The first snowfalls of the season have already been reported in the Paghman Hills north of the Afghan capital Kabul which residents said indicated an early start to the bitter winter period.
According to aid workers, more than six million Afghans will be depending on international aid as the weather deteriorates.
Living standards in Afghanistan are already among the worst in the world and even before the US bombing campaign food was scarce after three years of drought. Life expectancy is just 43 years.
Hundreds of thousands have managed to flee to Pakistan and other neighbouring countries since the United States unleashed its military might on October 7th. Many more are languishing in primitive conditions at makeshift staging posts near border crossings.
UNICEF has warned that "as many as 100,000 more children will die in Afghanistan this winter unless food reaches them in sufficient quantities in the next six weeks".

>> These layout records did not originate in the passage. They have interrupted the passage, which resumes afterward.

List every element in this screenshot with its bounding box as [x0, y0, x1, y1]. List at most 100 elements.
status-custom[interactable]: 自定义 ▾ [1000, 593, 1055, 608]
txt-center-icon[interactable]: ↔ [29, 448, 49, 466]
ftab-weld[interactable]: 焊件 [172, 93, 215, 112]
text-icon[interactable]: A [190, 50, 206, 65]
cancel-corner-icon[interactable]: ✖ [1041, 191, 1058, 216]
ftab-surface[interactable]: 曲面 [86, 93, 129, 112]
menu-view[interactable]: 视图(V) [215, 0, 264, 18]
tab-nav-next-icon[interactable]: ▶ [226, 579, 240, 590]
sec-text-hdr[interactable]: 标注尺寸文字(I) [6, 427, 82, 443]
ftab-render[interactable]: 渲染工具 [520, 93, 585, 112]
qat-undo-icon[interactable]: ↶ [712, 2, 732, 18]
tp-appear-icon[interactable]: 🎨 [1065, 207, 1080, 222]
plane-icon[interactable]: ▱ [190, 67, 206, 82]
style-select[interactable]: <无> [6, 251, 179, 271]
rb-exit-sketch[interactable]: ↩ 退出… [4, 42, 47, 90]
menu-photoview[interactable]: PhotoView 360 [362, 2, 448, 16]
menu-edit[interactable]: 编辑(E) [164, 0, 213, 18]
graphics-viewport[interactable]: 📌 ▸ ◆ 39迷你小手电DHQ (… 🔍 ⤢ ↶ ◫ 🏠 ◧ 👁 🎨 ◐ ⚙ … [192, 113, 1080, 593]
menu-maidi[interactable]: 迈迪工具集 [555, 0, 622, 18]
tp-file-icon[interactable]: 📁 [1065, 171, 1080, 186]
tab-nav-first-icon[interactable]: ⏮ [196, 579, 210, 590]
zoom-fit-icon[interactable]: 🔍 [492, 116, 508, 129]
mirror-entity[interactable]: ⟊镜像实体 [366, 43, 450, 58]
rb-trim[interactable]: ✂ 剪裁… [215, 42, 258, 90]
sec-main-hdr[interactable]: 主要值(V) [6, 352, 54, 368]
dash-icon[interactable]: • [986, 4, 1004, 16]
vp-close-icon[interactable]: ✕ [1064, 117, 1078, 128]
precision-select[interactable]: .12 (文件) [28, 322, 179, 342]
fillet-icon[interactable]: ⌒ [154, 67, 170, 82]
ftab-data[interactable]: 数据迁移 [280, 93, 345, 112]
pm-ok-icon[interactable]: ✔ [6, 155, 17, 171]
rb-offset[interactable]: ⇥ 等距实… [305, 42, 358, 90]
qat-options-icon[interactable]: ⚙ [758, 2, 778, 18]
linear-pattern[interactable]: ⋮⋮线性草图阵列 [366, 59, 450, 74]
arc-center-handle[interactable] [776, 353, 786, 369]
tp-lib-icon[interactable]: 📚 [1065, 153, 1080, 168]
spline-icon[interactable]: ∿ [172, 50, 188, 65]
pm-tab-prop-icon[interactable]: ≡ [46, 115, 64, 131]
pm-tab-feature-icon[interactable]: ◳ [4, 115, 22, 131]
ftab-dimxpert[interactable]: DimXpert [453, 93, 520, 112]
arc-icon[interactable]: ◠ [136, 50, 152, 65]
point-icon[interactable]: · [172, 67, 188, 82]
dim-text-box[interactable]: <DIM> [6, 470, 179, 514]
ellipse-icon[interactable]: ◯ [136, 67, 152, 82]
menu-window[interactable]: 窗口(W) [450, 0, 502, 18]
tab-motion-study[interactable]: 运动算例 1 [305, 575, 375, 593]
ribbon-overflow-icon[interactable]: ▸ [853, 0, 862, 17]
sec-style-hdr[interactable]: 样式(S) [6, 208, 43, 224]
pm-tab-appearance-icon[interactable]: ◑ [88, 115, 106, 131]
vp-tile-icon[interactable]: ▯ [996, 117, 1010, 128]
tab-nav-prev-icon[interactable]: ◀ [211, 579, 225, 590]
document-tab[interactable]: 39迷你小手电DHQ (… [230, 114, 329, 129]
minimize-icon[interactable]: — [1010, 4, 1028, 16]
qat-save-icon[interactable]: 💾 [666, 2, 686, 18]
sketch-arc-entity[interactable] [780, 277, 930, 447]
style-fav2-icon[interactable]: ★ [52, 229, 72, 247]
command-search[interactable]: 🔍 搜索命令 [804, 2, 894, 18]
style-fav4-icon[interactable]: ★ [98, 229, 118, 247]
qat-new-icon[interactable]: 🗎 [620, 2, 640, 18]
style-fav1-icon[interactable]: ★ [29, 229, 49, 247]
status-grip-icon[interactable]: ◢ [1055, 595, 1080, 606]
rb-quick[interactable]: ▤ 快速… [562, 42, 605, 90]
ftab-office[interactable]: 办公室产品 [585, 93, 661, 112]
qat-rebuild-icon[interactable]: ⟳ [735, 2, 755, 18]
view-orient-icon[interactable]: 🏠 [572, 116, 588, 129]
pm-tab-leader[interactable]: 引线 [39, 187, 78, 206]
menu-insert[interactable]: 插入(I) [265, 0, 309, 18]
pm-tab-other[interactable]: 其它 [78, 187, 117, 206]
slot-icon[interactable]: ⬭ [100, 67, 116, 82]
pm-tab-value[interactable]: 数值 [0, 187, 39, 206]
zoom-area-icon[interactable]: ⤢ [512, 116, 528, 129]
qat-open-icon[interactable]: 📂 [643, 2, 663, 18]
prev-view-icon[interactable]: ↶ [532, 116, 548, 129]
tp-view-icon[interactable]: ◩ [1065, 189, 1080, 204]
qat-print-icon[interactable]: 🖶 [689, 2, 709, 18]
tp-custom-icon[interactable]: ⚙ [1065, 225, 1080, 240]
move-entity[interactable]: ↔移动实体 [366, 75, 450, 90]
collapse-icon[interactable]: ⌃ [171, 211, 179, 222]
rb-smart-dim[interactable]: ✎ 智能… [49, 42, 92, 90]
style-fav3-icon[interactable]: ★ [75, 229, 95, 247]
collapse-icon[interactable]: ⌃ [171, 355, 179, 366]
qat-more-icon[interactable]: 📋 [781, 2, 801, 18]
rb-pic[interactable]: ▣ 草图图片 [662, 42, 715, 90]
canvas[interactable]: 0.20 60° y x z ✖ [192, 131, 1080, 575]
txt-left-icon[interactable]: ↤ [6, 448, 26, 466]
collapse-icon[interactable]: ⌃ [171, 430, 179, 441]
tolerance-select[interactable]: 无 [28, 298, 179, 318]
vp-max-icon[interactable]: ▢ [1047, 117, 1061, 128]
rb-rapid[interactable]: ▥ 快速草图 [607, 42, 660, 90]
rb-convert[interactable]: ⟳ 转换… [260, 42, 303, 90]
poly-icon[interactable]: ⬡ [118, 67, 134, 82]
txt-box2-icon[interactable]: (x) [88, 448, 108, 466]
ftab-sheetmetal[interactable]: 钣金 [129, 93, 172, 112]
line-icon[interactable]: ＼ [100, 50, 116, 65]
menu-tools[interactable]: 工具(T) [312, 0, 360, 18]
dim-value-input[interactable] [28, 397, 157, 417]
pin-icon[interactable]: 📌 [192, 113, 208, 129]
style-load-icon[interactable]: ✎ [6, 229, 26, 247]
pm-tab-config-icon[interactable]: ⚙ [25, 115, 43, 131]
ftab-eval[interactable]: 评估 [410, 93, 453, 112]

The countries neighboring landlocked Afghanistan refuse to open their borders except to the most needy. They show no sign of relaxing their hardline stances despite the looming humanitarian crisis, fearing an influx of millions of refugees which they say they cannot cope with.
Ms Hill said the WFP was considering air drops as one way of reaching Afghans far from urban areas, but there is no guarantees the Taliban will allow this to happen.
The WFP and other non-government organisations (NGOs) need the ruling Islamic militia to guarantee security for the planes and aid workers on the ground.
Six international aid agencies on October 17th called for a one-month pause in the US bombardment to allow food supplies to be delivered before the snows fell. But Washington ignored the appeal.